Ukraine's economy keeps GDP at half EU's poorest

  • 10 years ago
Line-ups at cash distributors in Ukraine’s eastern city of Donetsk were snaking across pavements even before the president flew away.

Last week, among a lot of calm people, at least some still didn’t understand what had happened.

One woman said: “I am here because of the panic, but how panic started, I don’t know.”

A man said: “I saw the queue driving by, and thought I should take money out, since I saw that everybody was withdrawing. I don’t know.”

In the nation’s capital, Kyiv, outdoor vendors are also worried. While growth a few years ago posted five percent, the economy has been in recession here since 2011, and things have got far rougher over the past three months of crisis.

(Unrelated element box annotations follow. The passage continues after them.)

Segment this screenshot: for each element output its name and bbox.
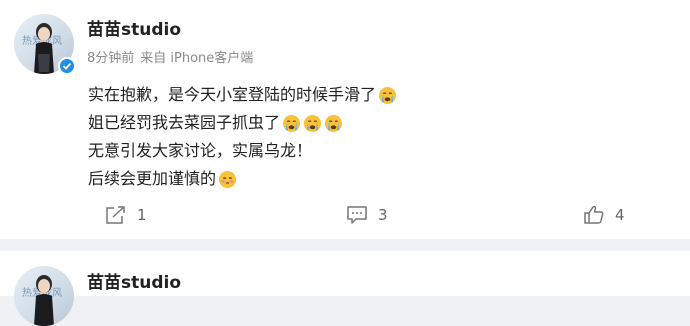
content-line: 实在抱歉，是今天小室登陆的时候手滑了 xyxy=(88,81,648,109)
crying-face-icon xyxy=(378,86,397,104)
shy-face-icon xyxy=(218,170,237,188)
author-name[interactable]: 苗苗studio xyxy=(87,272,181,294)
comment-icon xyxy=(347,206,367,224)
content-line: 后续会更加谨慎的 xyxy=(88,165,648,193)
verified-badge-icon xyxy=(58,57,76,75)
comment-button[interactable]: 3 xyxy=(346,199,388,231)
post-time[interactable]: 8分钟前 xyxy=(87,51,134,66)
comment-count: 3 xyxy=(378,206,388,224)
crying-face-icon xyxy=(303,114,322,132)
share-count: 1 xyxy=(137,206,147,224)
post-source: 来自 iPhone客户端 xyxy=(140,51,254,66)
post-actions: 1 3 4 xyxy=(0,199,690,231)
content-line: 无意引发大家讨论，实属乌龙！ xyxy=(88,141,313,160)
like-button[interactable]: 4 xyxy=(583,199,625,231)
post-content: 实在抱歉，是今天小室登陆的时候手滑了 姐已经罚我去菜园子抓虫了 无意引发大家讨论… xyxy=(88,81,648,193)
like-count: 4 xyxy=(615,206,625,224)
crying-face-icon xyxy=(282,114,301,132)
content-line: 姐已经罚我去菜园子抓虫了 xyxy=(88,109,648,137)
weibo-post: 热爱成风 苗苗studio xyxy=(0,251,690,326)
avatar[interactable]: 热爱成风 xyxy=(14,266,74,326)
crying-face-icon xyxy=(324,114,343,132)
thumbs-up-icon xyxy=(584,205,604,224)
share-icon xyxy=(106,206,125,224)
author-name[interactable]: 苗苗studio xyxy=(87,19,181,41)
weibo-post: 热爱成风 苗苗studio 8分钟前 来自 iPhone客户端 实在抱歉，是今天小… xyxy=(0,0,690,239)
post-meta: 8分钟前 来自 iPhone客户端 xyxy=(87,50,259,68)
share-button[interactable]: 1 xyxy=(105,199,147,231)
avatar-image: 热爱成风 xyxy=(22,275,62,326)
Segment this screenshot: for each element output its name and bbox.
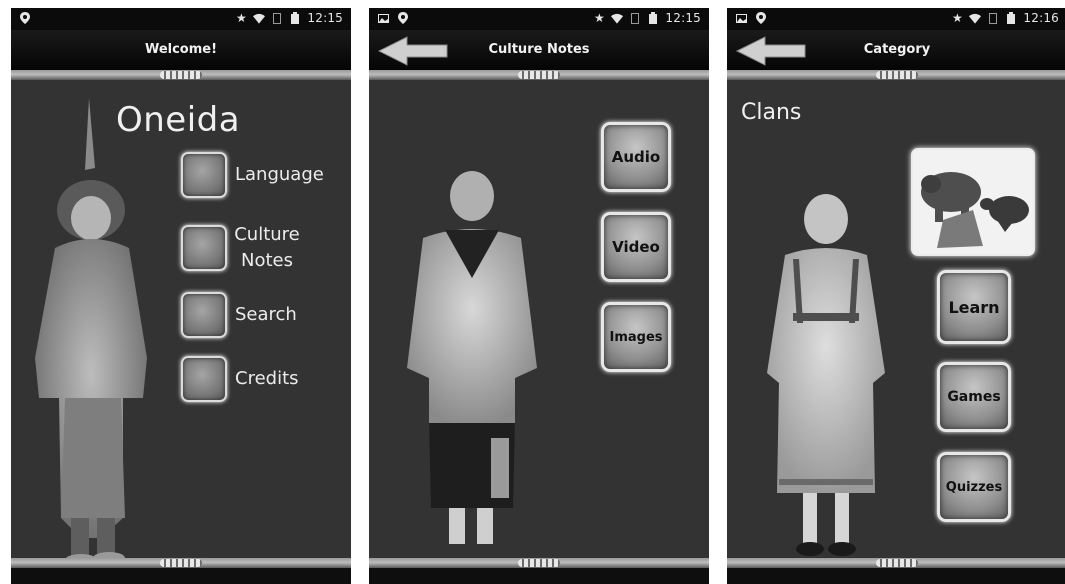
person-image [407, 171, 537, 544]
category-title: Clans [741, 100, 802, 125]
culture-notes-label-line2: Notes [241, 250, 293, 271]
bottom-divider [727, 558, 1065, 568]
top-divider [727, 70, 1065, 80]
page-title: Culture Notes [488, 42, 590, 57]
bottom-bar [369, 568, 709, 584]
sim-icon [271, 11, 283, 25]
title-bar: Welcome! [11, 30, 351, 70]
category-screen: ★ 12:16 Category Clans Learn Games Quizz… [727, 8, 1065, 584]
menu-item-culture-notes[interactable]: Culture Notes [181, 222, 307, 274]
status-time: 12:15 [307, 11, 343, 25]
learn-button[interactable]: Learn [937, 270, 1011, 344]
culture-notes-label: Culture Notes [227, 222, 307, 274]
star-icon: ★ [236, 11, 247, 25]
menu-item-language[interactable]: Language [181, 152, 324, 198]
app-title: Oneida [116, 100, 241, 140]
menu-item-search[interactable]: Search [181, 292, 297, 338]
title-bar: Category [727, 30, 1065, 70]
culture-notes-label-line1: Culture [234, 224, 300, 245]
bottom-divider [11, 558, 351, 568]
search-label: Search [235, 304, 297, 325]
games-button[interactable]: Games [937, 362, 1011, 432]
status-time: 12:15 [665, 11, 701, 25]
battery-icon [647, 11, 659, 25]
person-image [35, 98, 147, 566]
video-button[interactable]: Video [601, 212, 671, 282]
person-image [767, 194, 885, 556]
sim-icon [629, 11, 641, 25]
star-icon: ★ [594, 11, 605, 25]
location-pin-icon [397, 11, 409, 25]
top-divider [369, 70, 709, 80]
status-bar: ★ 12:15 [11, 8, 351, 30]
bottom-divider [369, 558, 709, 568]
star-icon: ★ [952, 11, 963, 25]
bottom-bar [11, 568, 351, 584]
status-bar: ★ 12:16 [727, 8, 1065, 30]
status-bar: ★ 12:15 [369, 8, 709, 30]
menu-item-credits[interactable]: Credits [181, 356, 299, 402]
title-bar: Culture Notes [369, 30, 709, 70]
top-divider [11, 70, 351, 80]
search-button[interactable] [181, 292, 227, 338]
language-label: Language [235, 164, 324, 185]
quizzes-button[interactable]: Quizzes [937, 452, 1011, 522]
welcome-screen: ★ 12:15 Welcome! Oneida Language Culture… [11, 8, 351, 584]
status-time: 12:16 [1023, 11, 1059, 25]
bottom-bar [727, 568, 1065, 584]
clan-animals-image [911, 148, 1035, 256]
wifi-icon [253, 11, 266, 25]
location-pin-icon [19, 11, 31, 25]
language-button[interactable] [181, 152, 227, 198]
page-title: Category [863, 42, 931, 57]
page-title: Welcome! [144, 42, 218, 57]
image-icon [377, 11, 389, 25]
location-pin-icon [755, 11, 767, 25]
wifi-icon [611, 11, 624, 25]
credits-button[interactable] [181, 356, 227, 402]
image-icon [735, 11, 747, 25]
battery-icon [1005, 11, 1017, 25]
battery-icon [289, 11, 301, 25]
culture-notes-button[interactable] [181, 225, 227, 271]
images-button[interactable]: Images [601, 302, 671, 372]
culture-notes-screen: ★ 12:15 Culture Notes Audio Video Images [369, 8, 709, 584]
credits-label: Credits [235, 368, 299, 389]
wifi-icon [969, 11, 982, 25]
sim-icon [987, 11, 999, 25]
audio-button[interactable]: Audio [601, 122, 671, 192]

One vendor said: “It’s hard, this economic difficulty. The biggest problem is the sharp drop of our national currency, the hryvnia. The exchange rates for the dollar and the euro have shot up.”

Ukraine’s GDP per person is one quarter that of Russia’s, and it is half the level in the poorest countries in the EU. The Yanukovych government refused to carry out reforms required by the International Monetary Fund as conditional for loans – loans that, according to analyst Olina Bilan, Chief Economist at Dragon Capital, Ukraine needs more each day.

Bilan said: “Definitely, for the markets and for Ukraine’s economy overall it would be much better if we got the IMF’s support, because IMF help will mean that the government, the authorities will make some reforms which will put Ukraine’s economy on a more sustainable footing, and Russian support will mean that we get the money and spend it to repay the gas imported from Russia.”

Russia agreed to help Ukraine to a level of around 11 billion euros last December, but Kyiv only got as far as receiving about a quarter of that, and the shape it’s in now has dashed expectations for the rest.

Political analyst at the Razumkov Centre Valeriy Chalyi said: “It is not a time to make a decision to take money from Russia. Maybe after that, after the Association Agreement [is signed with the EU], we [would] discuss with Russia, in new circumstances, how to cooperate, because Russia remains an important economic partner for Ukraine. But, definitely, it is a new situation.”

Kiev needs more than 25 billion euros to cover its obligations in the next two years. The first instalment of those payments is due this June.